Computes the angle (kj, ij) from vectors r_kj and r_ij, correctly selecting the quadrant.

Based on \(\tan(\theta) = |(r_{ji} \times r_{kj})| / (r_{ji} \cdot r_{kj})\). Beware the non-differentability of arctan2(0,0).

Parameters
  • r_ij – Vector pointing to position of particle i from particle j

  • r_kj – Vector pointing to position of particle k from particle j

Returns

Angle between vectors

Dataset preprocessing

For direct molecular property prediction tasks (i.e. predicting potential energy, band-gap, …), one can pre-compute the SparseDirectionalGraph for the whole dataset.

jax_dimenet.sparse_graph.convert_dataset_to_graphs(r_cutoff, position_data, box, species, padding=True)[source]

Converts input consisting of particle poistions and boxes to a dataset of sparse graph representations.

Due to the high memory cost of saving padded graphs, this preprocessing step is only recomended for small datasets and only slightly changing number of particles per box.

This function tackles the general case, where the number of particles and boxes vary across different snapshots, introducing some overhead if particle number and the box is fixed. Due to this general setting, this function is not jittable.

Parameters
  • r_cutoff – Radial cut-off distance below which 2 particles form an edge

  • position_data – Either a list of (N_particles, dim) arrays of particle positions in case N_particles is not constant accross snapshots or a (N_snapshots, N_particles, dim) array. The positions need to be given in real (non-fractional) coordinates.

  • box – Either a single 1 or 2-dimensional box (if the box is constant across snapshots) or an (N_snapshots, dim) or (N_snapshots, dim, dim) array of boxes.

  • species – Either a list of (N_particles,) arrays of atom types in case N_particles is not constant accross snapshots or a single (N_particles,) array.

  • padding – If True, pads resulting edges and triplets to the maximum across the input data to allow for straightforward batching without re-compilation. If False, returns edges and triplets with varying shapes, but to-be-masked non-existing edges / triplets.

Returns

With padding, a SparseDirectionalGraph pytree containing all graphs of the dataset, stacked along axis 0. Without padding, a dictionary containing the whole definitions of the sparse molecular graph, given as Lists.
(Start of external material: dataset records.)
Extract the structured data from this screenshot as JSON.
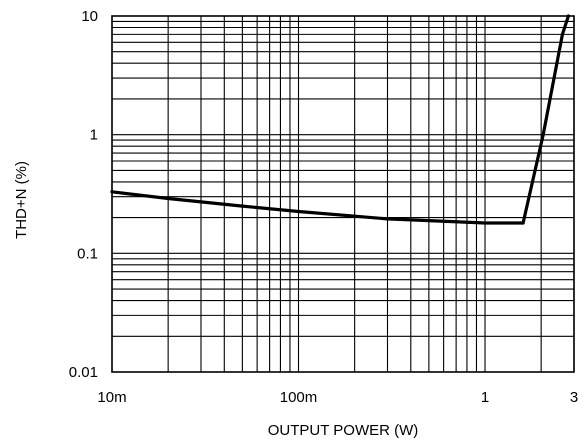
{
  "chart_data": {
    "type": "line",
    "title": "",
    "xlabel": "OUTPUT POWER (W)",
    "ylabel": "THD+N (%)",
    "x_scale": "log",
    "y_scale": "log",
    "xlim": [
      0.01,
      3
    ],
    "ylim": [
      0.01,
      10
    ],
    "grid": true,
    "x_ticks": [
      {
        "value": 0.01,
        "label": "10m"
      },
      {
        "value": 0.1,
        "label": "100m"
      },
      {
        "value": 1,
        "label": "1"
      },
      {
        "value": 3,
        "label": "3"
      }
    ],
    "y_ticks": [
      {
        "value": 10,
        "label": "10"
      },
      {
        "value": 1,
        "label": "1"
      },
      {
        "value": 0.1,
        "label": "0.1"
      },
      {
        "value": 0.01,
        "label": "0.01"
      }
    ],
    "series": [
      {
        "color": "#000000",
        "points": [
          [
            0.01,
            0.33
          ],
          [
            0.02,
            0.29
          ],
          [
            0.05,
            0.25
          ],
          [
            0.1,
            0.225
          ],
          [
            0.3,
            0.195
          ],
          [
            1,
            0.18
          ],
          [
            1.6,
            0.18
          ],
          [
            2.05,
            1.0
          ],
          [
            2.6,
            7.0
          ],
          [
            2.8,
            10.0
          ]
        ]
      }
    ]
  }
}
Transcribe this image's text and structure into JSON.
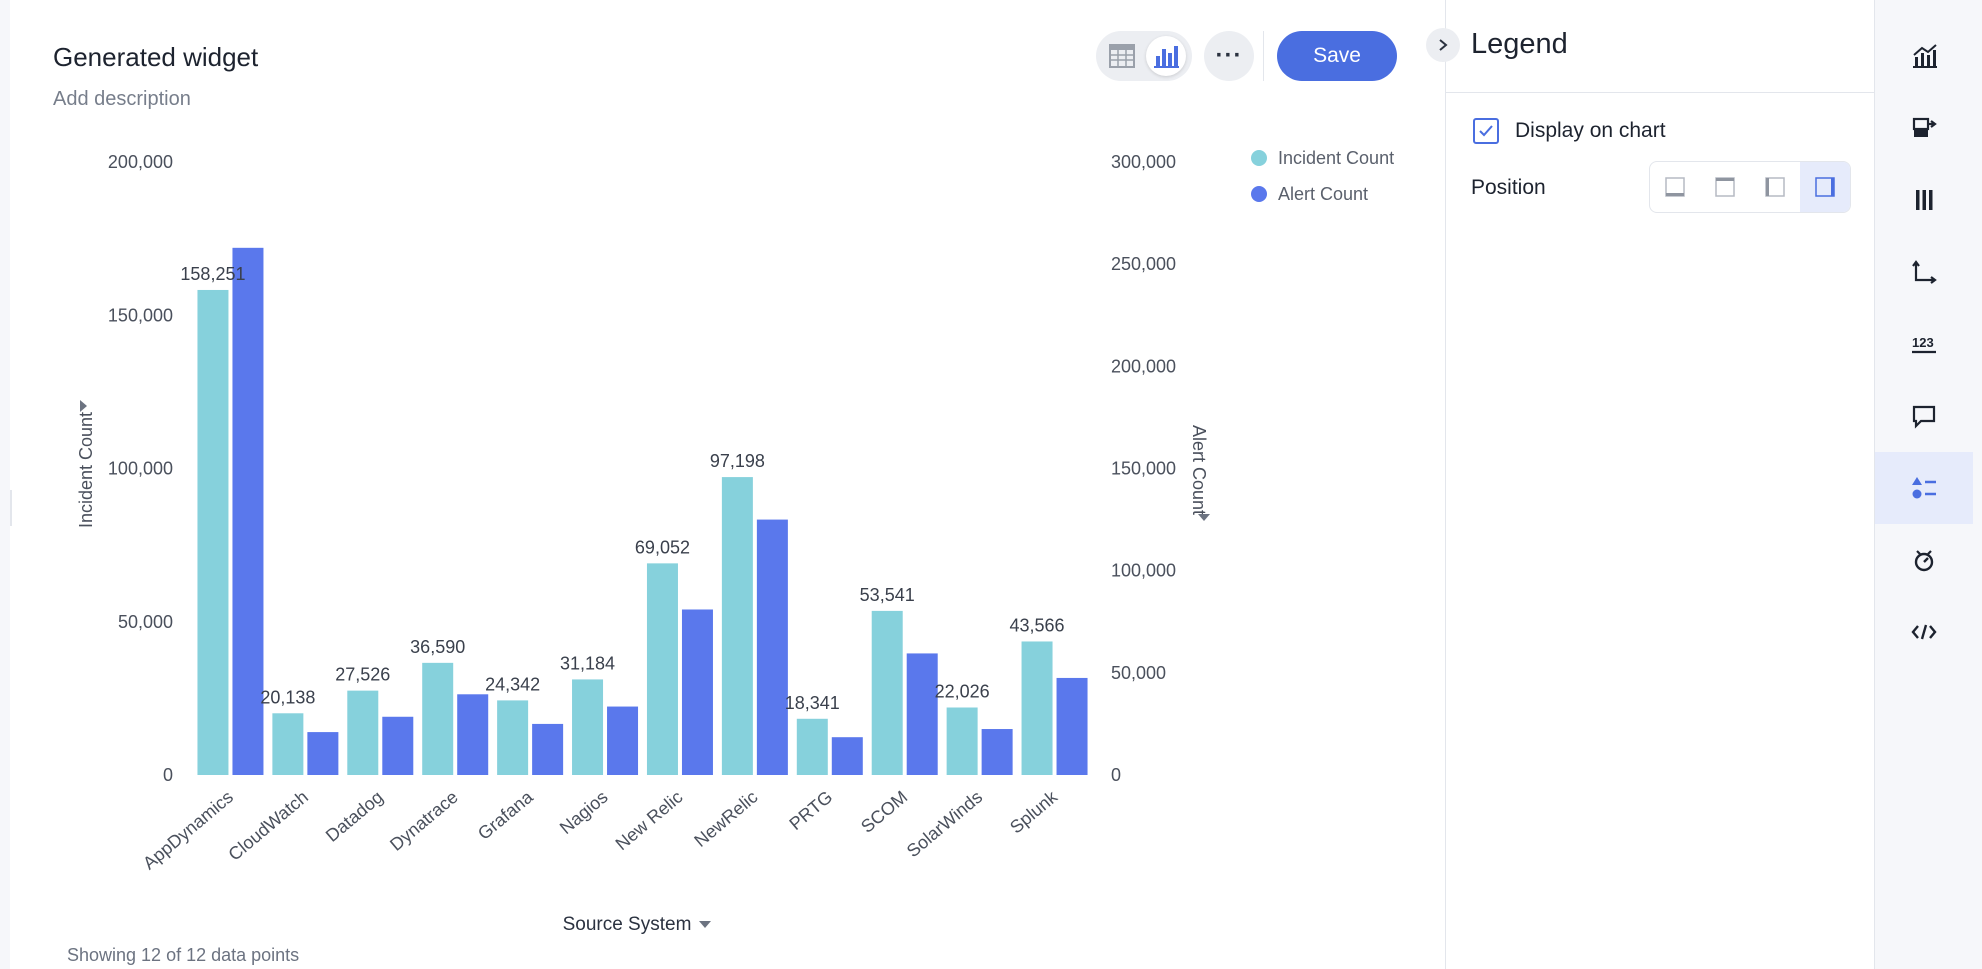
{
  "widget": {
    "title": "Generated widget",
    "description_placeholder": "Add description",
    "save_label": "Save",
    "more_label": "···",
    "footer_note": "Showing 12 of 12 data points"
  },
  "colors": {
    "incident": "#86d1dc",
    "alert": "#5a78ec",
    "accent": "#4a6ee0"
  },
  "legend_panel": {
    "title": "Legend",
    "display_on_chart_label": "Display on chart",
    "display_on_chart": true,
    "position_label": "Position",
    "position_options": [
      "bottom",
      "top",
      "left",
      "right"
    ],
    "position_selected": "right"
  },
  "right_rail": {
    "items": [
      "chart-type-icon",
      "swap-icon",
      "columns-icon",
      "axes-icon",
      "number-format-icon",
      "tooltip-icon",
      "legend-icon",
      "conditional-format-icon",
      "code-icon"
    ],
    "active": "legend-icon"
  },
  "chart_data": {
    "type": "bar",
    "categories": [
      "AppDynamics",
      "CloudWatch",
      "Datadog",
      "Dynatrace",
      "Grafana",
      "Nagios",
      "New Relic",
      "NewRelic",
      "PRTG",
      "SCOM",
      "SolarWinds",
      "Splunk"
    ],
    "series": [
      {
        "name": "Incident Count",
        "axis": "left",
        "values": [
          158251,
          20138,
          27526,
          36590,
          24342,
          31184,
          69052,
          97198,
          18341,
          53541,
          22026,
          43566
        ],
        "data_labels": [
          "158,251",
          "20,138",
          "27,526",
          "36,590",
          "24,342",
          "31,184",
          "69,052",
          "97,198",
          "18,341",
          "53,541",
          "22,026",
          "43,566"
        ]
      },
      {
        "name": "Alert Count",
        "axis": "right",
        "values": [
          258000,
          21000,
          28500,
          39500,
          25000,
          33500,
          81000,
          125000,
          18500,
          59500,
          22500,
          47500
        ]
      }
    ],
    "xlabel": "Source System",
    "ylabel_left": "Incident Count",
    "ylabel_right": "Alert Count",
    "ylim_left": [
      0,
      200000
    ],
    "ylim_right": [
      0,
      300000
    ],
    "yticks_left": [
      "0",
      "50,000",
      "100,000",
      "150,000",
      "200,000"
    ],
    "yticks_right": [
      "0",
      "50,000",
      "100,000",
      "150,000",
      "200,000",
      "250,000",
      "300,000"
    ],
    "legend": {
      "position": "top-right",
      "entries": [
        "Incident Count",
        "Alert Count"
      ]
    },
    "grid": false
  }
}
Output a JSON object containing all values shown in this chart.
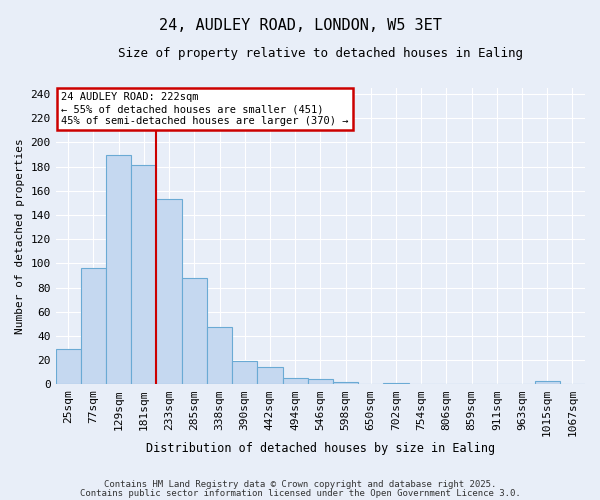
{
  "title1": "24, AUDLEY ROAD, LONDON, W5 3ET",
  "title2": "Size of property relative to detached houses in Ealing",
  "xlabel": "Distribution of detached houses by size in Ealing",
  "ylabel": "Number of detached properties",
  "categories": [
    "25sqm",
    "77sqm",
    "129sqm",
    "181sqm",
    "233sqm",
    "285sqm",
    "338sqm",
    "390sqm",
    "442sqm",
    "494sqm",
    "546sqm",
    "598sqm",
    "650sqm",
    "702sqm",
    "754sqm",
    "806sqm",
    "859sqm",
    "911sqm",
    "963sqm",
    "1015sqm",
    "1067sqm"
  ],
  "values": [
    29,
    96,
    190,
    181,
    153,
    88,
    47,
    19,
    14,
    5,
    4,
    2,
    0,
    1,
    0,
    0,
    0,
    0,
    0,
    3,
    0
  ],
  "bar_color": "#c5d8f0",
  "bar_edge_color": "#6aaad4",
  "red_line_index": 3,
  "annotation_line1": "24 AUDLEY ROAD: 222sqm",
  "annotation_line2": "← 55% of detached houses are smaller (451)",
  "annotation_line3": "45% of semi-detached houses are larger (370) →",
  "annotation_box_color": "#ffffff",
  "annotation_box_edge": "#cc0000",
  "ylim": [
    0,
    245
  ],
  "yticks": [
    0,
    20,
    40,
    60,
    80,
    100,
    120,
    140,
    160,
    180,
    200,
    220,
    240
  ],
  "background_color": "#e8eef8",
  "grid_color": "#ffffff",
  "footer1": "Contains HM Land Registry data © Crown copyright and database right 2025.",
  "footer2": "Contains public sector information licensed under the Open Government Licence 3.0."
}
Refer to SparseDirectionalGraph for respective definitions.

jax_dimenet.sparse_graph.pad_per_atom_quantities(per_atom_data)[source]

Pads list arrays containing per-atom quantities (e.g. species).

Allows for straightforward batching without re-compilations in case of non-constant number of particles across snapshots.

Parameters

per_atom_data – List of (N_particles,) arrays containing a scalar quantity of each particle.

Returns

A (N_snapshots, N_particles) array and corresponding mask array.